RSHP’s British Museum extension shortlisted for the Stirling Prize

20 July 2017

The British Museum World Conservation and Exhibitions Centre is one of the largest redevelopment projects in the British Museum’s 260-year history. Designed by senior partner Graham Stirk, with partner John McElgunn as project architect, the building’s simple exterior belies the complexity of the site, and marks a new phase of the practice’s architectural output.

Rogers Stirk Harbour + Partners’ extension to the British Museum has been shortlisted for the Stirling Prize.

Speaking as the shortlist was announced, senior partner Graham Stirk said: “We are understandably delighted to be included on the shortlist. The national significance of the British Museum represented a challenging site within which to build a coherent, modern building. We aimed to create a building clear in both plan and section which are simply expressed to reinforce and contrast the formal historic context in which it sits. The resulting building represents a new aspect to our vocabulary; a form of contextual modernity, and we have been intellectually enriched by the whole experience.”

The building consists of five vertically linked pavilions (one of which is located entirely below ground) and the design is sensitive to the British Museum’s existing architecture, whilst maintaining its own contemporary identity. The Portland stone and kiln-formed glass used on the pavilions are inspired by the materials of the existing Museum and the shared façade subtly reveals activities within.

The conservation studios are housed at the top of pavilions, bringing the previously distributed department together and providing good quality daylight for detailed work.

The Sainsbury Exhibitions Gallery is located at the same level as the Great Court for easy public access. This gallery has replaced the Reading Room as the Museum’s largest temporary exhibition’s space; excellent new logistics connections allow the Museum host ever bigger and bolder exhibitions.

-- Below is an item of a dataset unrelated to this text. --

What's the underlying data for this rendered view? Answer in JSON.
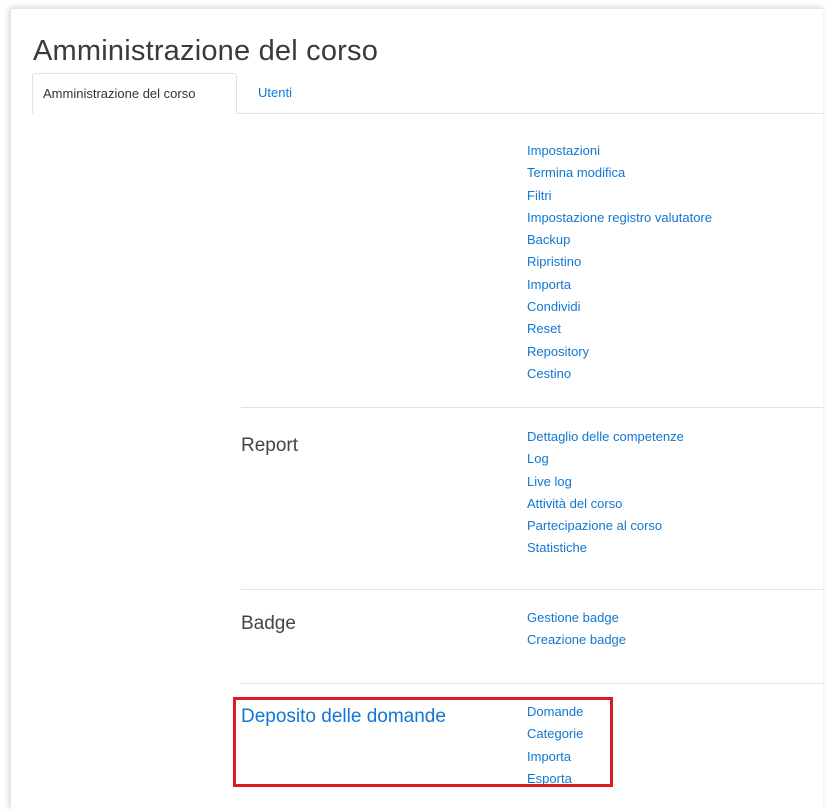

A large proportion of the new wing is underground, including the Collections Storage Facility, where the heavy floor loading requirements can easily be accommodated and the most stable environmental conditions can be found. A large lorry lift has been incorporated to service the WCEC and the wider estate, to ensure that large and fragile objects can now be moved in safe and controlled conditions.

Despite the energy hungry nature of the brief, the WCEC achieved BREEAM excellent by employing careful use of solar shading, energy consumption and preservation. Dramatic reductions in CO2 emissions from the laboratories have also been implemented.

The project architect, RSHP partner John McElgunn said: “Having the World Conservation and Exhibition Centre short listed for such a prestigious architectural award is a wonderful acknowledgment for the building.

This building is the missing jigsaw piece of the museum’s estate that focuses on the difficult 'behind the scenes' work and complex logistical requirements which are essential to the museum’s function.

Working very closely with the museum’s user groups we feel the WCEC solves a very difficult brief on a challenging site to create a contextual piece of modernism of which we are very proud.”

About Roger Stirk Harbour + Partners’ past Stirling Prize achievements

The World Conservation and Exhibitions Centre, which was completed in late 2014, is the 9th building by the practice to be included on the shortlist in the 22 years of its existence. RSHP has won two Stirling Prizes in the past; 2006, for Barajas Airport, and 2009, for the Maggie’s West London Centre.